Saturday, December 24, 2016
BEST TV OF 2016: BOJACK HORSEMAN IS LIKE MAD MEN, BUT BETTER AND WITH HORSES
In years past, I collaborated on a year-end Best Of list with various other luminaries from Chud.com. Now that I'm on my own, the list will be more unfiltered and nonsensical, and also separated into individual entries. Oh, and it's scripted TV only (it's simpler that way). The ordering of said list is largely arbitrary, but if strict quantification of artistic merit makes you feel safe and aroused, consider this #2.
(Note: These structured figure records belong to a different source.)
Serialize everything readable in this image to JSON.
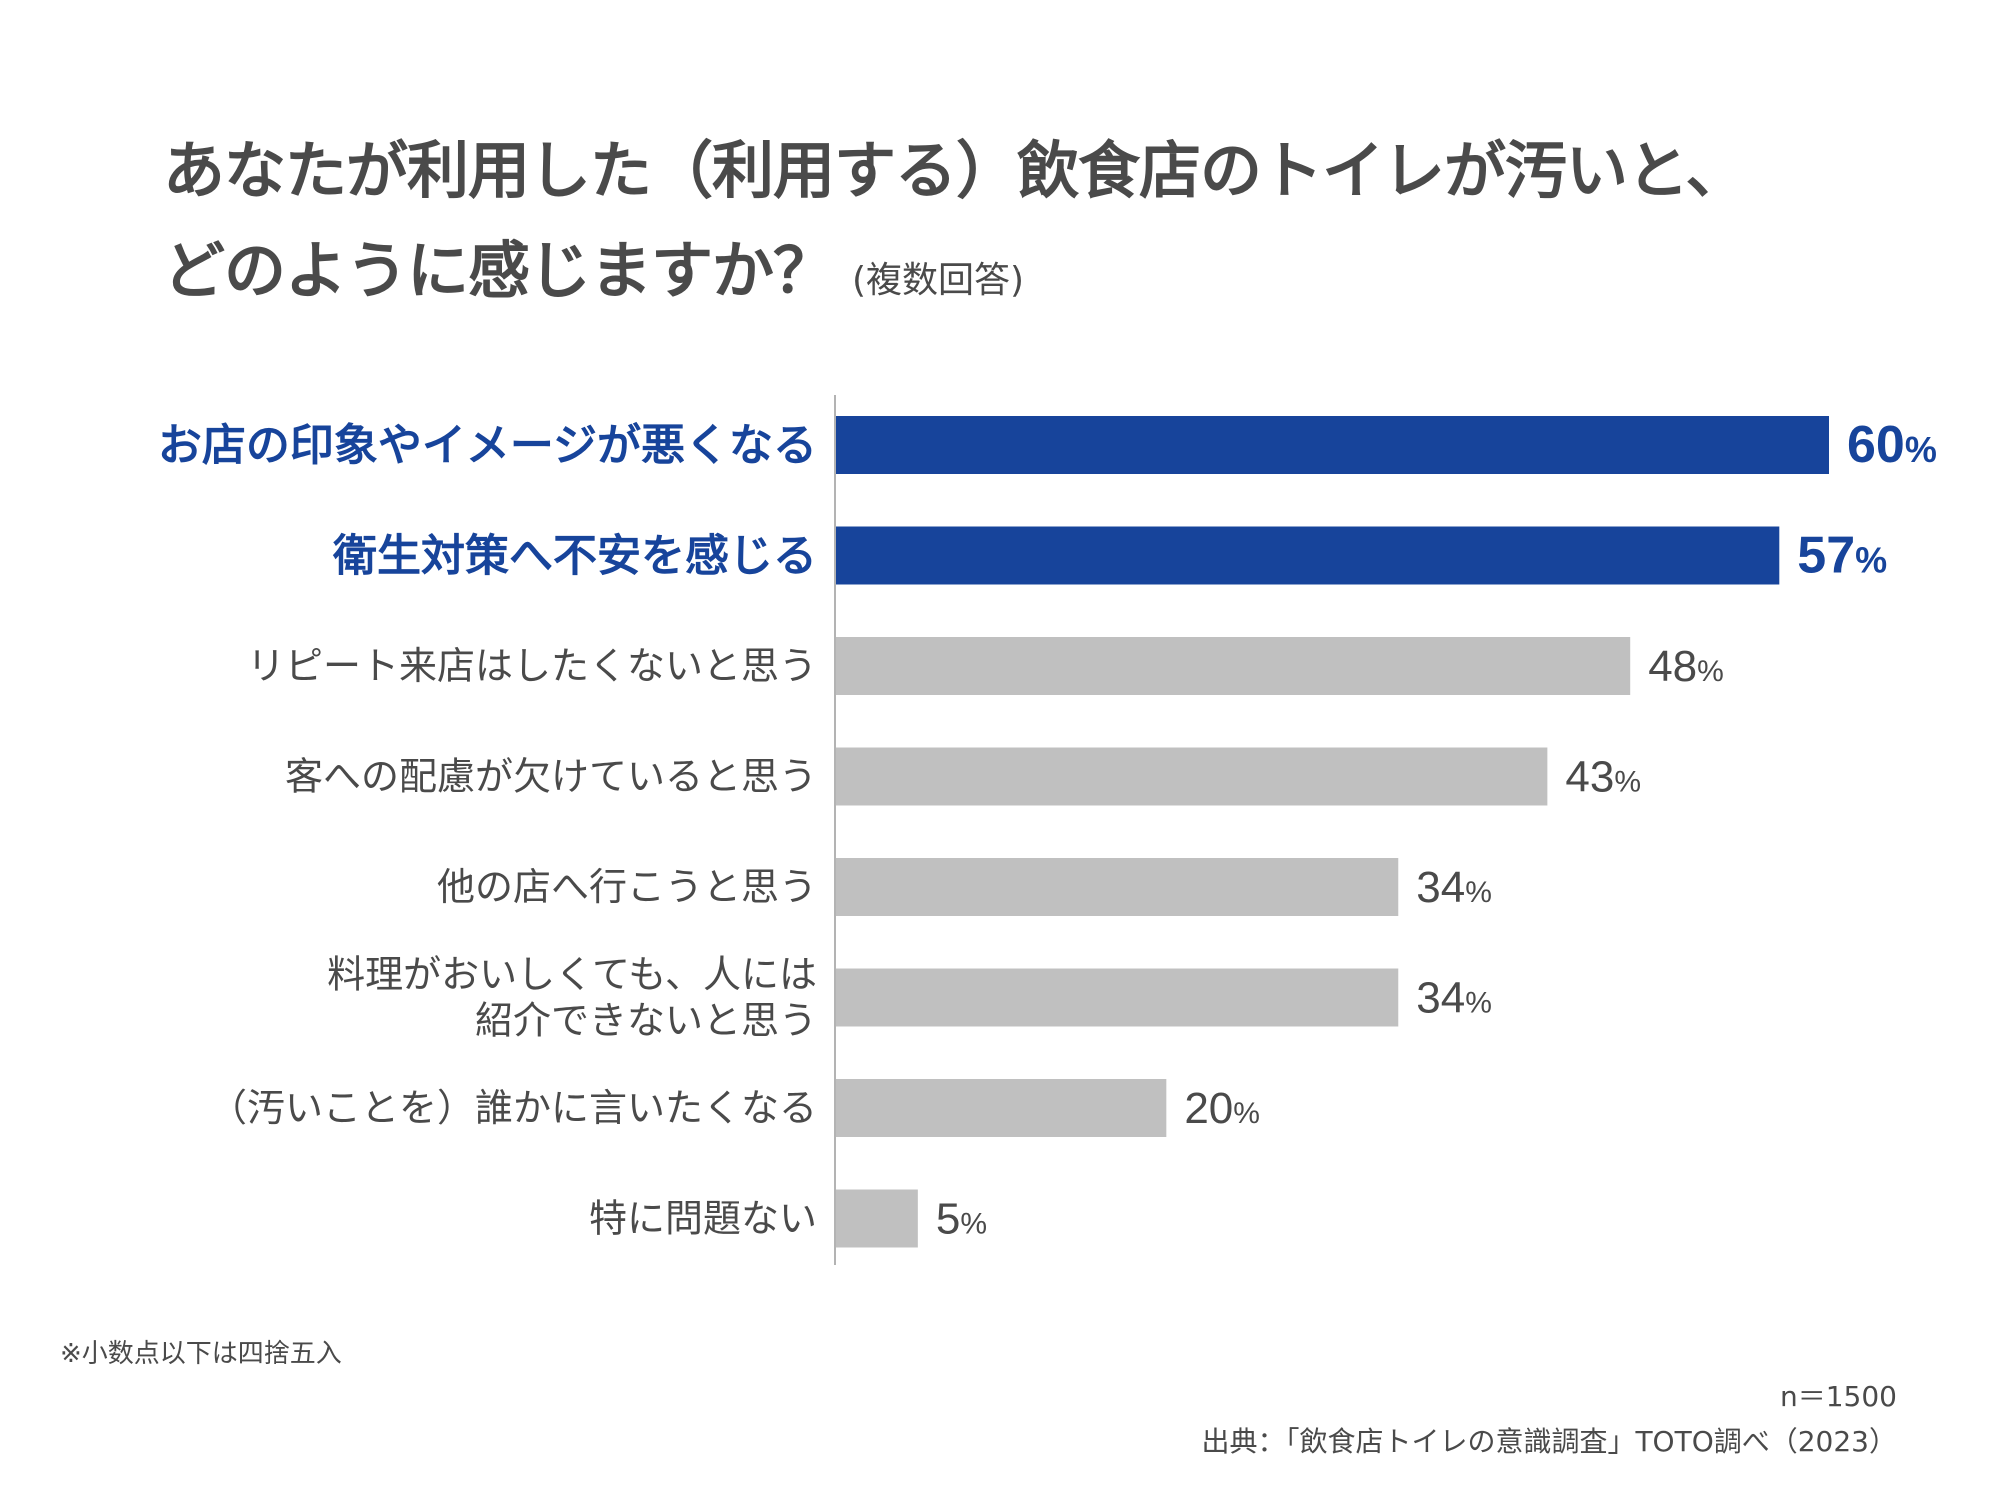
{
  "title_line1": "あなたが利用した（利用する）飲食店のトイレが汚いと、",
  "title_line2": "どのように感じますか？",
  "subtitle": "(複数回答)",
  "footnote": "※小数点以下は四捨五入",
  "sample_size": "n＝1500",
  "source": "出典：「飲食店トイレの意識調査」TOTO調べ（2023）",
  "colors": {
    "highlight": "#17449b",
    "normal": "#c0c0c0",
    "text": "#4a4a4a",
    "axis": "#b3b3b3"
  },
  "chart_data": {
    "type": "bar",
    "orientation": "horizontal",
    "categories": [
      "お店の印象やイメージが悪くなる",
      "衛生対策へ不安を感じる",
      "リピート来店はしたくないと思う",
      "客への配慮が欠けていると思う",
      "他の店へ行こうと思う",
      "料理がおいしくても、人には\n紹介できないと思う",
      "（汚いことを）誰かに言いたくなる",
      "特に問題ない"
    ],
    "values": [
      60,
      57,
      48,
      43,
      34,
      34,
      20,
      5
    ],
    "value_suffix": "%",
    "highlighted": [
      true,
      true,
      false,
      false,
      false,
      false,
      false,
      false
    ],
    "xlim": [
      0,
      60
    ],
    "grid": false,
    "legend": "none"
  }
}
It seems absurd on its face to say that the truest successor to Mad Men is a vulgar cartoon wherein half of the cast consists of anthropomorphic animals and beloved character actress Margo Martindale plays herself as a boozy, psychotic enemy of all mankind. So I’ll go one better: Bojack Horseman is not only better than all the derivations of Mad Men’s study of the eternal angst of financially and sexually overachieving but self-destructive middle-aged white men, it’s better than Mad Men itself.
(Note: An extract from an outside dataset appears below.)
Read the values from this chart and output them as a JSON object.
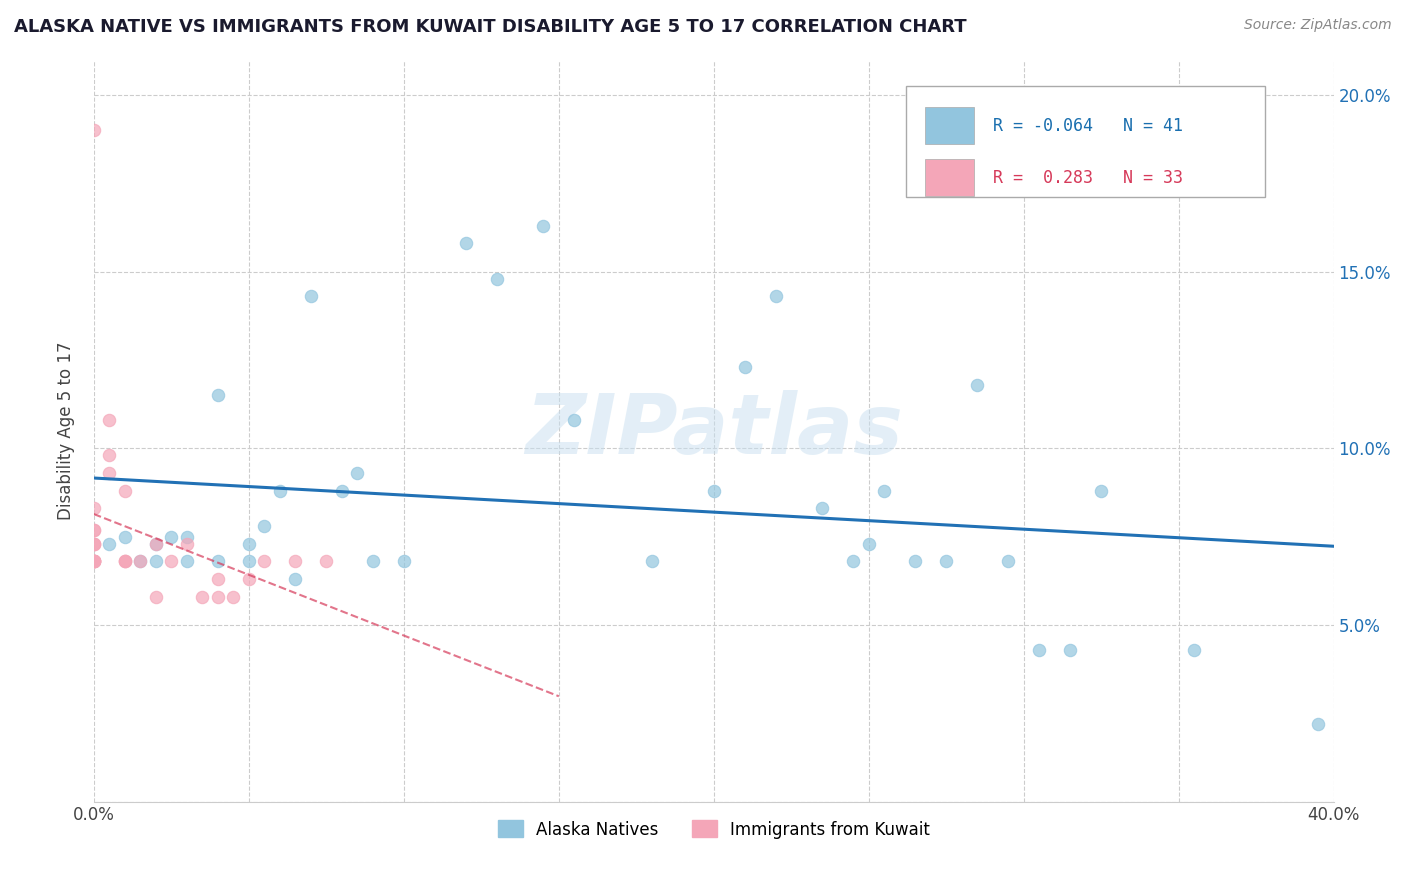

Two things to put that claim in some context: 1) Mad Men is a quite good but very overrated show, and 2) I don’t give a damn that literally no one will agree with that, because I still get to be right about it. Yes, MM has glamorous production designs, erudite writing, sex appeal and ample wit. But wit is the humor of the terminally self-serious, and Bojack being a wacky animated comedy more readily identifiable as a progeny of The Simpsons' brand of sweeping satirical whimsy gives it sneaky advantages over its live action peers. For starters, it’s rarely even thought of as a peer to cable antihero shows, and the inherent goofiness that comes with the half-hour animated format has been used as cover to push its eponymous equine to even darker depths of addiction and destructiveness than Don Draper ever sunk. I used to fear the penultimate episodes of shows like The Wire or Game Of Thrones for how they always seemed to deliver the cruelest deaths, but I’ve come to dread that second to last episode of Bojack in the same way, to see what new low he could possibly, all-too-believably scrape. Last year’s was stunningly horrible. This year may be worse.
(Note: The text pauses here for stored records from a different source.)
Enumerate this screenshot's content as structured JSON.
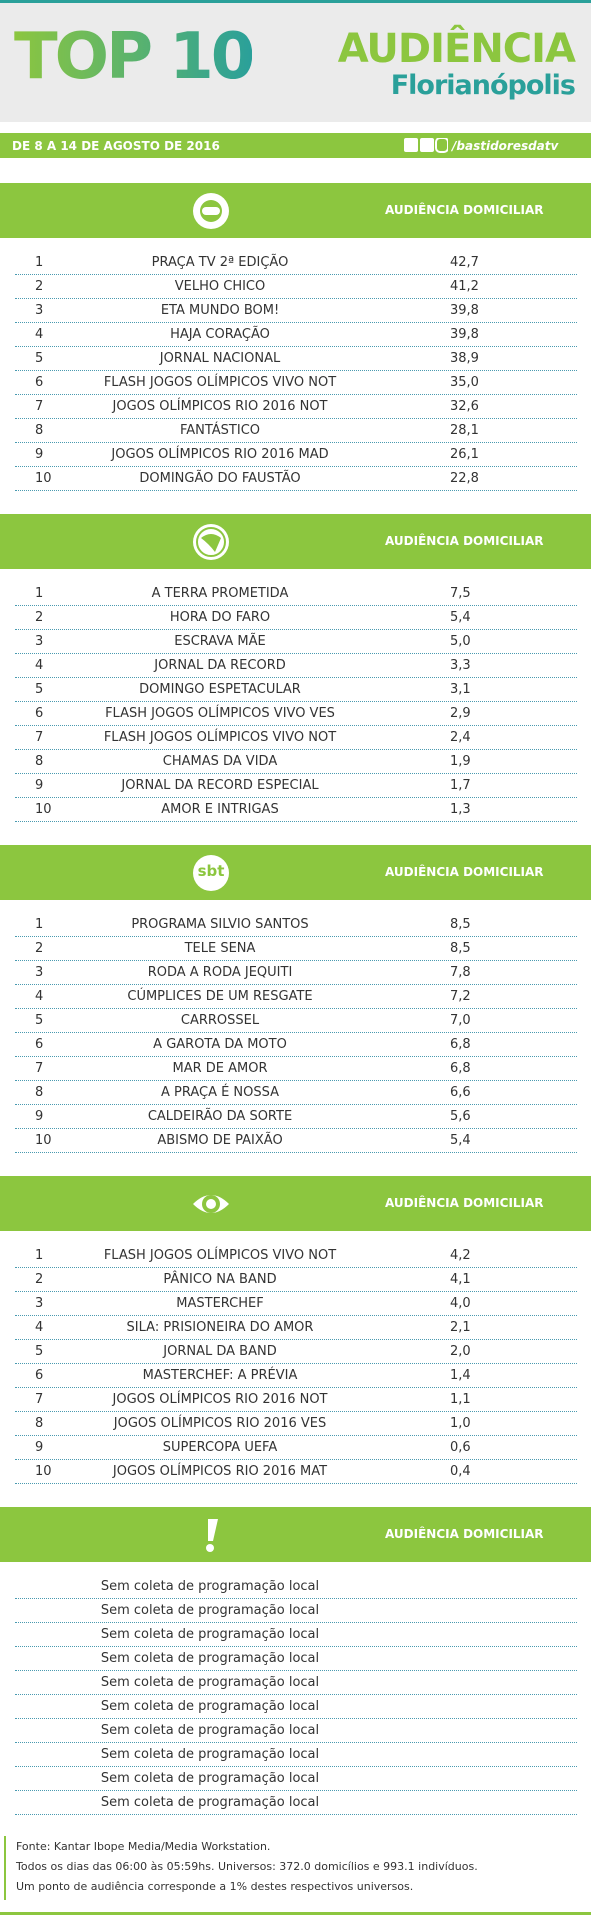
{
  "header": {
    "title": "TOP 10",
    "brand": "AUDIÊNCIA",
    "city": "Florianópolis",
    "period": "DE 8 A 14 DE AGOSTO DE 2016",
    "social": "/bastidoresdatv"
  },
  "sections": [
    {
      "logo": "globo",
      "column_label": "AUDIÊNCIA DOMICILIAR",
      "rows": [
        [
          1,
          "PRAÇA TV 2ª EDIÇÃO",
          "42,7"
        ],
        [
          2,
          "VELHO CHICO",
          "41,2"
        ],
        [
          3,
          "ETA MUNDO BOM!",
          "39,8"
        ],
        [
          4,
          "HAJA CORAÇÃO",
          "39,8"
        ],
        [
          5,
          "JORNAL NACIONAL",
          "38,9"
        ],
        [
          6,
          "FLASH JOGOS OLÍMPICOS VIVO NOT",
          "35,0"
        ],
        [
          7,
          "JOGOS OLÍMPICOS RIO 2016 NOT",
          "32,6"
        ],
        [
          8,
          "FANTÁSTICO",
          "28,1"
        ],
        [
          9,
          "JOGOS OLÍMPICOS RIO 2016 MAD",
          "26,1"
        ],
        [
          10,
          "DOMINGÃO DO FAUSTÃO",
          "22,8"
        ]
      ]
    },
    {
      "logo": "record",
      "column_label": "AUDIÊNCIA DOMICILIAR",
      "rows": [
        [
          1,
          "A TERRA PROMETIDA",
          "7,5"
        ],
        [
          2,
          "HORA DO FARO",
          "5,4"
        ],
        [
          3,
          "ESCRAVA MÃE",
          "5,0"
        ],
        [
          4,
          "JORNAL DA RECORD",
          "3,3"
        ],
        [
          5,
          "DOMINGO ESPETACULAR",
          "3,1"
        ],
        [
          6,
          "FLASH JOGOS OLÍMPICOS VIVO VES",
          "2,9"
        ],
        [
          7,
          "FLASH JOGOS OLÍMPICOS VIVO NOT",
          "2,4"
        ],
        [
          8,
          "CHAMAS DA VIDA",
          "1,9"
        ],
        [
          9,
          "JORNAL DA RECORD ESPECIAL",
          "1,7"
        ],
        [
          10,
          "AMOR E INTRIGAS",
          "1,3"
        ]
      ]
    },
    {
      "logo": "sbt",
      "logo_text": "sbt",
      "column_label": "AUDIÊNCIA DOMICILIAR",
      "rows": [
        [
          1,
          "PROGRAMA SILVIO SANTOS",
          "8,5"
        ],
        [
          2,
          "TELE SENA",
          "8,5"
        ],
        [
          3,
          "RODA A RODA JEQUITI",
          "7,8"
        ],
        [
          4,
          "CÚMPLICES DE UM RESGATE",
          "7,2"
        ],
        [
          5,
          "CARROSSEL",
          "7,0"
        ],
        [
          6,
          "A GAROTA DA MOTO",
          "6,8"
        ],
        [
          7,
          "MAR DE AMOR",
          "6,8"
        ],
        [
          8,
          "A PRAÇA É NOSSA",
          "6,6"
        ],
        [
          9,
          "CALDEIRÃO DA SORTE",
          "5,6"
        ],
        [
          10,
          "ABISMO DE PAIXÃO",
          "5,4"
        ]
      ]
    },
    {
      "logo": "band",
      "column_label": "AUDIÊNCIA DOMICILIAR",
      "rows": [
        [
          1,
          "FLASH JOGOS OLÍMPICOS VIVO NOT",
          "4,2"
        ],
        [
          2,
          "PÂNICO NA BAND",
          "4,1"
        ],
        [
          3,
          "MASTERCHEF",
          "4,0"
        ],
        [
          4,
          "SILA: PRISIONEIRA DO AMOR",
          "2,1"
        ],
        [
          5,
          "JORNAL DA BAND",
          "2,0"
        ],
        [
          6,
          "MASTERCHEF: A PRÉVIA",
          "1,4"
        ],
        [
          7,
          "JOGOS OLÍMPICOS RIO 2016 NOT",
          "1,1"
        ],
        [
          8,
          "JOGOS OLÍMPICOS RIO 2016 VES",
          "1,0"
        ],
        [
          9,
          "SUPERCOPA UEFA",
          "0,6"
        ],
        [
          10,
          "JOGOS OLÍMPICOS RIO 2016 MAT",
          "0,4"
        ]
      ]
    },
    {
      "logo": "alert",
      "column_label": "AUDIÊNCIA DOMICILIAR",
      "rows": [
        [
          "Sem coleta de programação local"
        ],
        [
          "Sem coleta de programação local"
        ],
        [
          "Sem coleta de programação local"
        ],
        [
          "Sem coleta de programação local"
        ],
        [
          "Sem coleta de programação local"
        ],
        [
          "Sem coleta de programação local"
        ],
        [
          "Sem coleta de programação local"
        ],
        [
          "Sem coleta de programação local"
        ],
        [
          "Sem coleta de programação local"
        ],
        [
          "Sem coleta de programação local"
        ]
      ]
    }
  ],
  "footer": [
    "Fonte: Kantar Ibope Media/Media Workstation.",
    "Todos os dias das 06:00 às 05:59hs. Universos: 372.0 domicílios e 993.1 indivíduos.",
    "Um ponto de audiência corresponde a 1% destes respectivos universos."
  ]
}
But it’s also screamingly funny. Not for nothing do I invoke The Simpsons; no one has done background, sign, and music gags as well and frequently since that show's heyday. It does inside-baseball skewering of the entertainment industry (another area where the animation serves as a buffer against the inherent insufferableness that comes with that territory) as well as anything since 30 Rock. Also, uniquely for Netflix, it has a strong sense of how to use its episodic format. The silent-film episode “Fish Out Of Water” justly received most of the attention for its form-bending theatrics, but the hilarious-turned-harrowing bender of “That’s Too Much, Man!” was as wild a ride as any hourlong drama took this year, and the ebullient ode to abortion that was “Brrap Brrap, Pew Pew!” outdid anything South Park did this year in terms of spit-your-drink-out funny takes on hot button issues. Bojack Horseman may be one of the worst
horses to ever front a sitcom, but Bojack
Horseman is the funniest sitcom on
Watch It For: All of the brilliance I didn’t even mention. Like Paul F. Tompkins’ demented positivity as celebrity golden retriever Mr. Peanutbutter, or Keith Olbermann’s skewering of his own blowhard image as perpetually-outraged whale of a news anchor.